O fazendeirão casca-grossa parecia de bom humor naquele dia. Retribuiu a desfeita com um sorriso franco e amistoso, e apontou pro caixote de tomates. “Pode pegar ali, escolhe um bem bonito...” O bebum, mais que depressa, escolheu o exemplar mais viçoso e foi pra morder. O grandalhão: “Oopá! Peraí, peraí! Vem cá! Tá faltando o salzinho...” O pé-inchado, achando graça, estendeu a mão com o tomate: “Intão manda vê!
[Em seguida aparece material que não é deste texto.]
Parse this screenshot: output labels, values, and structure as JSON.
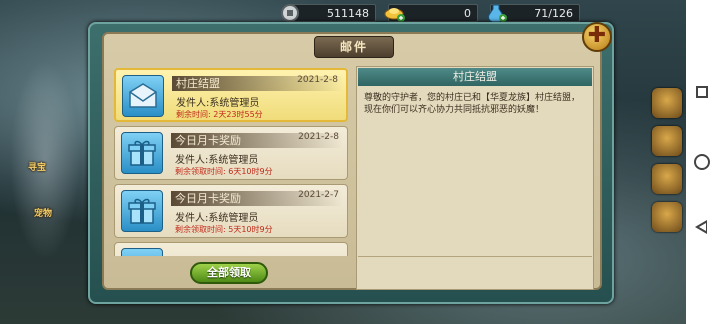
{
  "resources": {
    "silver": "511148",
    "gold": "0",
    "stamina": "71/126"
  },
  "background_labels": {
    "left_1": "寻宝",
    "left_2": "宠物"
  },
  "mail_panel": {
    "title": "邮件",
    "close_icon": "plus-close-icon",
    "claim_all_label": "全部领取"
  },
  "mails": [
    {
      "title": "村庄结盟",
      "date": "2021-2-8",
      "sender": "发件人:系统管理员",
      "remaining": "剩余时间: 2天23时55分",
      "icon": "letter-icon"
    },
    {
      "title": "今日月卡奖励",
      "date": "2021-2-8",
      "sender": "发件人:系统管理员",
      "remaining": "剩余领取时间: 6天10时9分",
      "icon": "gift-box-icon"
    },
    {
      "title": "今日月卡奖励",
      "date": "2021-2-7",
      "sender": "发件人:系统管理员",
      "remaining": "剩余领取时间: 5天10时9分",
      "icon": "gift-box-icon"
    }
  ],
  "detail": {
    "header": "村庄结盟",
    "body": "尊敬的守护者，您的村庄已和【华夏龙族】村庄结盟，现在你们可以齐心协力共同抵抗邪恶的妖魔！"
  },
  "colors": {
    "accent_gold": "#f0dc7a",
    "panel_teal": "#3d6f6d",
    "remaining_red": "#c22a1a",
    "claim_green": "#6fae2a"
  }
}
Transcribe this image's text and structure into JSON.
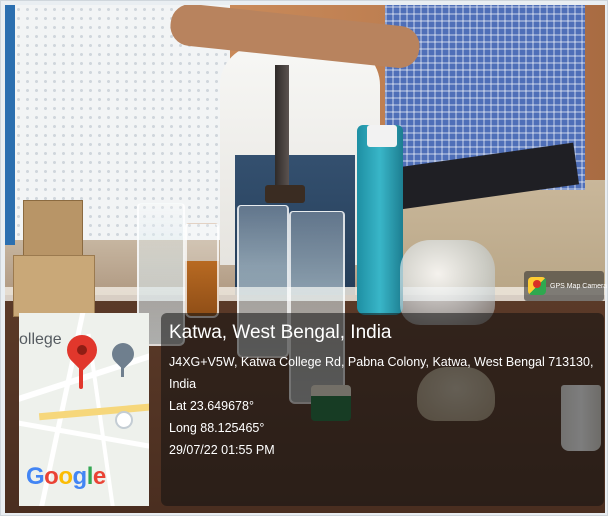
{
  "overlay": {
    "app_badge": "GPS Map Camera",
    "location_title": "Katwa, West Bengal, India",
    "address_line1": "J4XG+V5W, Katwa College Rd, Pabna Colony, Katwa, West Bengal 713130,",
    "address_line2": "India",
    "latitude": "Lat 23.649678°",
    "longitude": "Long 88.125465°",
    "timestamp": "29/07/22 01:55 PM"
  },
  "map": {
    "label_fragment": "ollege",
    "logo_letters": [
      "G",
      "o",
      "o",
      "g",
      "l",
      "e"
    ],
    "logo_colors": [
      "#4285F4",
      "#EA4335",
      "#FBBC05",
      "#4285F4",
      "#34A853",
      "#EA4335"
    ],
    "pin_color": "#e1372c",
    "icons": [
      "location-pin-icon",
      "college-pin-icon"
    ]
  }
}
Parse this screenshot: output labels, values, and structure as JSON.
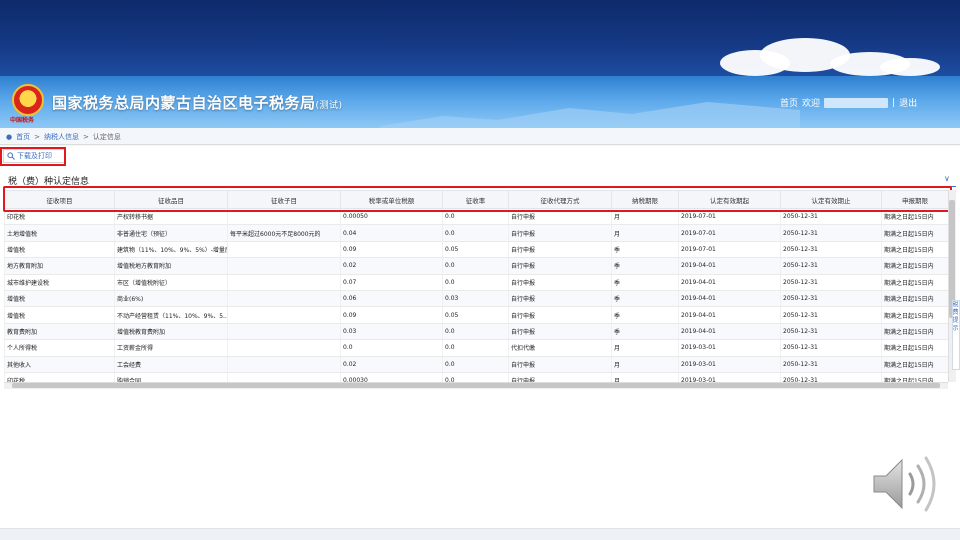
{
  "site": {
    "title": "国家税务总局内蒙古自治区电子税务局",
    "title_suffix": "(测试)",
    "emblem_caption": "中国税务",
    "home_link": "首页",
    "welcome": "欢迎",
    "separator": "|",
    "logout": "退出"
  },
  "breadcrumb": [
    "首页",
    ">",
    "纳税人信息",
    ">",
    "认定信息"
  ],
  "toolbar": {
    "download_print": "下载及打印"
  },
  "section": {
    "title": "税（费）种认定信息"
  },
  "side_tab": "税 费 提 示",
  "table": {
    "columns": [
      "征收项目",
      "征收品目",
      "征收子目",
      "税率或单位税额",
      "征收率",
      "征收代理方式",
      "纳税期限",
      "认定有效期起",
      "认定有效期止",
      "申报期限"
    ],
    "rows": [
      [
        "印花税",
        "产权转移书据",
        "",
        "0.00050",
        "0.0",
        "自行申报",
        "月",
        "2019-07-01",
        "2050-12-31",
        "期满之日起15日内"
      ],
      [
        "土地增值税",
        "非普通住宅（预征）",
        "每平米超过6000元不足8000元的",
        "0.04",
        "0.0",
        "自行申报",
        "月",
        "2019-07-01",
        "2050-12-31",
        "期满之日起15日内"
      ],
      [
        "增值税",
        "建筑物（11%、10%、9%、5%）-增量房",
        "",
        "0.09",
        "0.05",
        "自行申报",
        "季",
        "2019-07-01",
        "2050-12-31",
        "期满之日起15日内"
      ],
      [
        "地方教育附加",
        "增值税地方教育附加",
        "",
        "0.02",
        "0.0",
        "自行申报",
        "季",
        "2019-04-01",
        "2050-12-31",
        "期满之日起15日内"
      ],
      [
        "城市维护建设税",
        "市区（增值税附征）",
        "",
        "0.07",
        "0.0",
        "自行申报",
        "季",
        "2019-04-01",
        "2050-12-31",
        "期满之日起15日内"
      ],
      [
        "增值税",
        "商业(6%)",
        "",
        "0.06",
        "0.03",
        "自行申报",
        "季",
        "2019-04-01",
        "2050-12-31",
        "期满之日起15日内"
      ],
      [
        "增值税",
        "不动产经营租赁（11%、10%、9%、5...",
        "",
        "0.09",
        "0.05",
        "自行申报",
        "季",
        "2019-04-01",
        "2050-12-31",
        "期满之日起15日内"
      ],
      [
        "教育费附加",
        "增值税教育费附加",
        "",
        "0.03",
        "0.0",
        "自行申报",
        "季",
        "2019-04-01",
        "2050-12-31",
        "期满之日起15日内"
      ],
      [
        "个人所得税",
        "工资薪金所得",
        "",
        "0.0",
        "0.0",
        "代扣代缴",
        "月",
        "2019-03-01",
        "2050-12-31",
        "期满之日起15日内"
      ],
      [
        "其他收入",
        "工会经费",
        "",
        "0.02",
        "0.0",
        "自行申报",
        "月",
        "2019-03-01",
        "2050-12-31",
        "期满之日起15日内"
      ],
      [
        "印花税",
        "购销合同",
        "",
        "0.00030",
        "0.0",
        "自行申报",
        "月",
        "2019-03-01",
        "2050-12-31",
        "期满之日起15日内"
      ]
    ]
  },
  "colors": {
    "highlight": "#e0191e",
    "accent": "#3a6fc2",
    "banner": "#163a86"
  },
  "icons": {
    "download": "search-icon",
    "location": "location-pin-icon",
    "speaker": "speaker-icon",
    "collapse": "chevron-down-icon"
  }
}
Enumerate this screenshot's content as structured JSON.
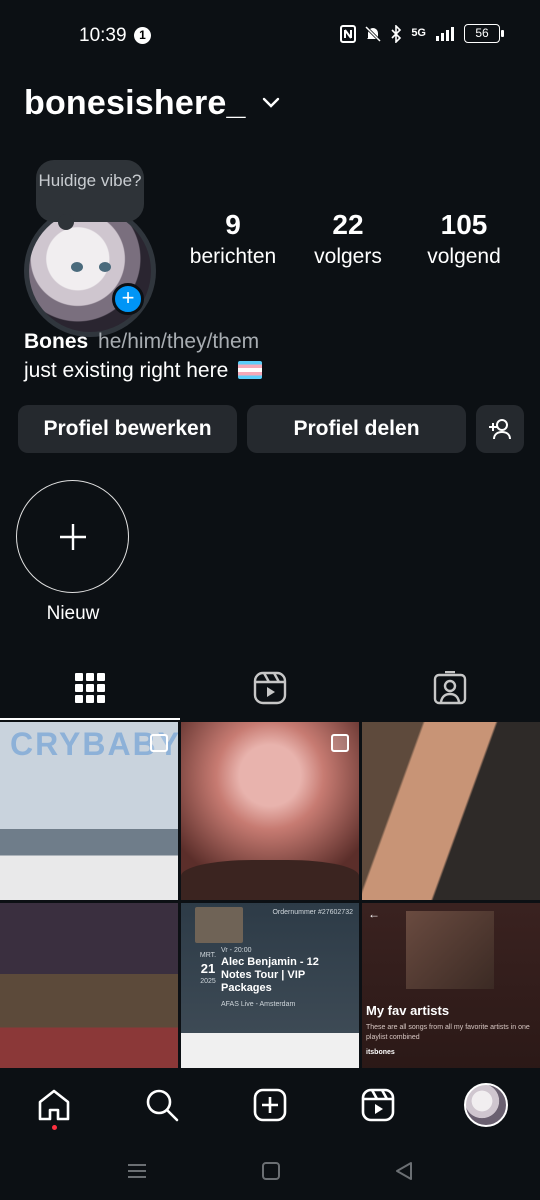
{
  "status_bar": {
    "time": "10:39",
    "notification_count": "1",
    "network": "5G",
    "battery": "56"
  },
  "header": {
    "username": "bonesishere_"
  },
  "profile": {
    "vibe_prompt": "Huidige vibe?",
    "stats": [
      {
        "value": "9",
        "label": "berichten"
      },
      {
        "value": "22",
        "label": "volgers"
      },
      {
        "value": "105",
        "label": "volgend"
      }
    ],
    "name": "Bones",
    "pronouns": "he/him/they/them",
    "bio": "just existing right here"
  },
  "actions": {
    "edit_label": "Profiel bewerken",
    "share_label": "Profiel delen"
  },
  "highlight": {
    "new_label": "Nieuw"
  },
  "posts": {
    "p1_text": "CRYBABY",
    "p5_order": "Ordernummer #27602732",
    "p5_weekday": "MRT.",
    "p5_day": "21",
    "p5_year": "2025",
    "p5_time": "Vr - 20:00",
    "p5_title": "Alec Benjamin - 12 Notes Tour | VIP Packages",
    "p5_venue": "AFAS Live - Amsterdam",
    "p6_title": "My fav artists",
    "p6_desc": "These are all songs from all my favorite artists in one playlist combined",
    "p6_user": "itsbones"
  },
  "colors": {
    "background": "#0c1014",
    "button": "#25292e",
    "accent_blue": "#0095f6",
    "notification_red": "#ff3040"
  }
}
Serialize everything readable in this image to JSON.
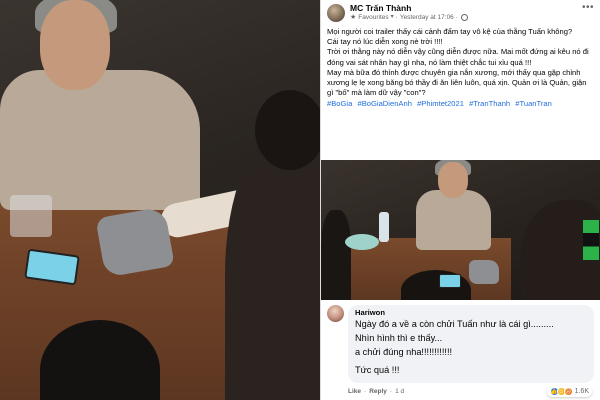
{
  "post": {
    "author": "MC Trấn Thành",
    "audience": "Favourites",
    "timestamp": "Yesterday at 17:06",
    "lines": [
      "Mọi người coi trailer thấy cái cảnh đấm tay vô kệ của thằng Tuấn không?",
      "Cái tay nó lúc diễn xong nè trời !!!!",
      "Trời ơi thằng này nó diễn vậy cũng diễn được nữa. Mai mốt đứng ai kêu nó đi đóng vai sát nhân hay gì nha, nó làm thiệt chắc tui xỉu quá !!!",
      "May mà bữa đó thỉnh được chuyên gia nắn xương, mới thấy qua gặp chỉnh xương lẹ lẹ xong băng bó thầy đi ăn liên luôn, quá xịn. Quản ơi là Quản, giận gì \"bố\" mà làm dữ vậy \"con\"?"
    ],
    "hashtags": [
      "#BoGia",
      "#BoGiaDienAnh",
      "#Phimtet2021",
      "#TranThanh",
      "#TuanTran"
    ]
  },
  "comment": {
    "author": "Hariwon",
    "lines": [
      "Ngày đó a về a còn chửi Tuấn như là cái gì.........",
      "Nhìn hình thì e thấy...",
      "a chửi đúng nha!!!!!!!!!!!!",
      "Tức quá !!!"
    ],
    "actions": {
      "like": "Like",
      "reply": "Reply",
      "age": "1 d"
    },
    "reactions": {
      "count": "1.6K",
      "icons": [
        "like-icon",
        "haha-icon",
        "angry-icon"
      ]
    }
  },
  "colors": {
    "hashtag": "#216fdb",
    "bubble": "#f0f2f5",
    "meta_text": "#65676b",
    "like_blue": "#1877f2"
  }
}
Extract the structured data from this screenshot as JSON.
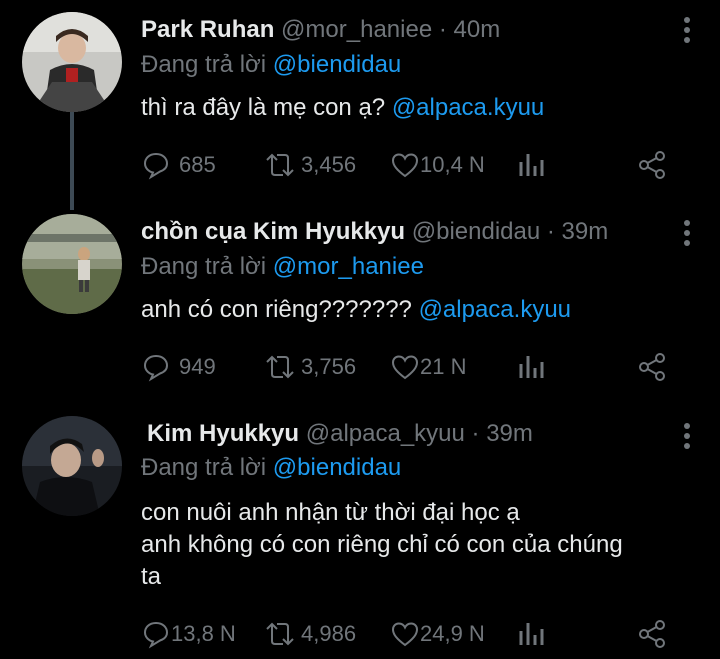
{
  "tweets": [
    {
      "name": "Park Ruhan",
      "handle": "@mor_haniee",
      "time": "· 40m",
      "reply_label": "Đang trả lời",
      "reply_to": "@biendidau",
      "text": "thì ra đây là mẹ con ạ?",
      "text_mention": "@alpaca.kyuu",
      "text_lines": [],
      "replies": "685",
      "retweets": "3,456",
      "likes": "10,4 N"
    },
    {
      "name": "chồn cụa Kim Hyukkyu",
      "handle": "@biendidau",
      "time": "· 39m",
      "reply_label": "Đang trả lời",
      "reply_to": "@mor_haniee",
      "text": "anh có con riêng???????",
      "text_mention": "@alpaca.kyuu",
      "text_lines": [],
      "replies": "949",
      "retweets": "3,756",
      "likes": "21 N"
    },
    {
      "name": "Kim Hyukkyu",
      "handle": "@alpaca_kyuu",
      "time": "· 39m",
      "reply_label": "Đang trả lời",
      "reply_to": "@biendidau",
      "text_lines": [
        "con nuôi anh nhận từ thời đại học ạ",
        "anh không có con riêng chỉ có con của chúng",
        "ta"
      ],
      "replies": "13,8 N",
      "retweets": "4,986",
      "likes": "24,9 N"
    }
  ],
  "icons": [
    "reply-icon",
    "retweet-icon",
    "like-icon",
    "analytics-icon",
    "share-icon",
    "more-options-icon"
  ],
  "colors": {
    "background": "#000000",
    "text": "#e7e9ea",
    "muted": "#71767b",
    "accent": "#1d9bf0"
  }
}
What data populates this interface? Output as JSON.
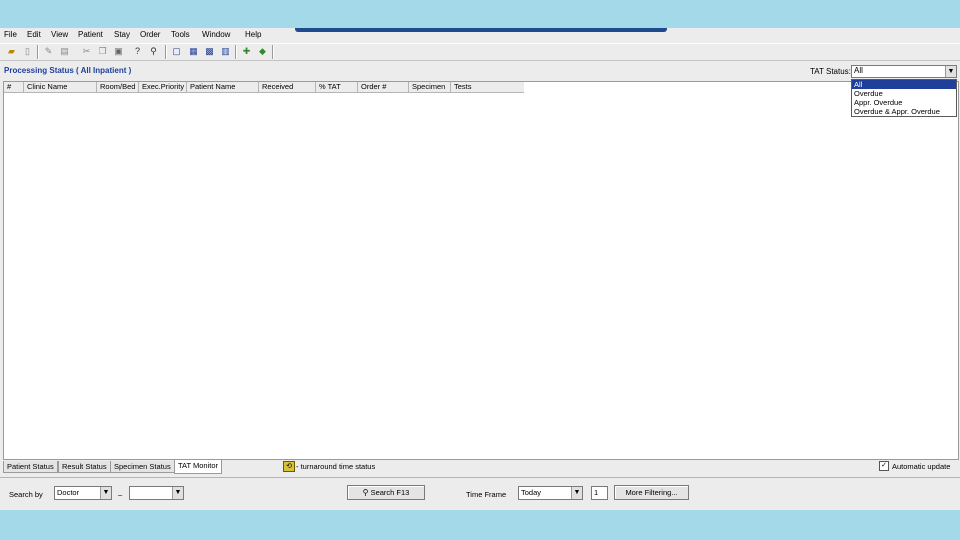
{
  "menu": [
    "File",
    "Edit",
    "View",
    "Patient",
    "Stay",
    "Order",
    "Tools",
    "Window",
    "Help"
  ],
  "toolbar_icons": [
    "folder-open",
    "document",
    "edit",
    "print",
    "cut",
    "copy",
    "paste",
    "help",
    "find",
    "doc-new",
    "window",
    "grid",
    "chart",
    "lab",
    "pill"
  ],
  "header": {
    "title": "Processing Status ( All Inpatient )",
    "tat_status_label": "TAT Status:",
    "tat_status_value": "All",
    "tat_options": [
      "All",
      "Overdue",
      "Appr. Overdue",
      "Overdue & Appr. Overdue"
    ]
  },
  "columns": [
    "#",
    "Clinic Name",
    "Room/Bed",
    "Exec.Priority",
    "Patient Name",
    "Received",
    "% TAT",
    "Order #",
    "Specimen",
    "Tests"
  ],
  "tabs": [
    "Patient Status",
    "Result Status",
    "Specimen Status",
    "TAT Monitor"
  ],
  "turnaround_label": "- turnaround time status",
  "auto_update": {
    "label": "Automatic update",
    "checked": true
  },
  "search": {
    "search_by_label": "Search by",
    "search_by_value": "Doctor",
    "dash": "–",
    "second_value": "",
    "search_button": "Search F13",
    "time_frame_label": "Time Frame",
    "time_frame_value": "Today",
    "count_value": "1",
    "more_filtering": "More Filtering..."
  }
}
Pó tolá qu’eu gostcho muintcho!” O outro: “P-r-o-n-t-i-n-h-o!”, e foi sacando o tresoitão! Encostou entre os olhos do sujeito, engatilhado: “Agora ENGOLE!!!... ENGOLE INTEIRO!!! Se mastigar... uma mastigadinha só e tu vai dormir no fundo daquele rio ali e VAI SER AGORA, SEU FILHO-DA-PUTA!!!!”
E não é que o cidadão escorregou o tomate inteirinho goela abaixo! Juro por deus! O cagaço faz coisa, meu caro. Escorregou o tomate-maravilha e serpenteou porta afora, saradinho do pileque, silencioso como um menino bem educado.
O treco parece impossível, mas não requer nem explicação científica. A vocação do brasileiro é essa mesmo! Mijou fora do penico, pode mandar até abacaxi com casca, que entra legal. Deus tira os dente mas abre a goela _ pelo menos disso os arrombados podem se gabar!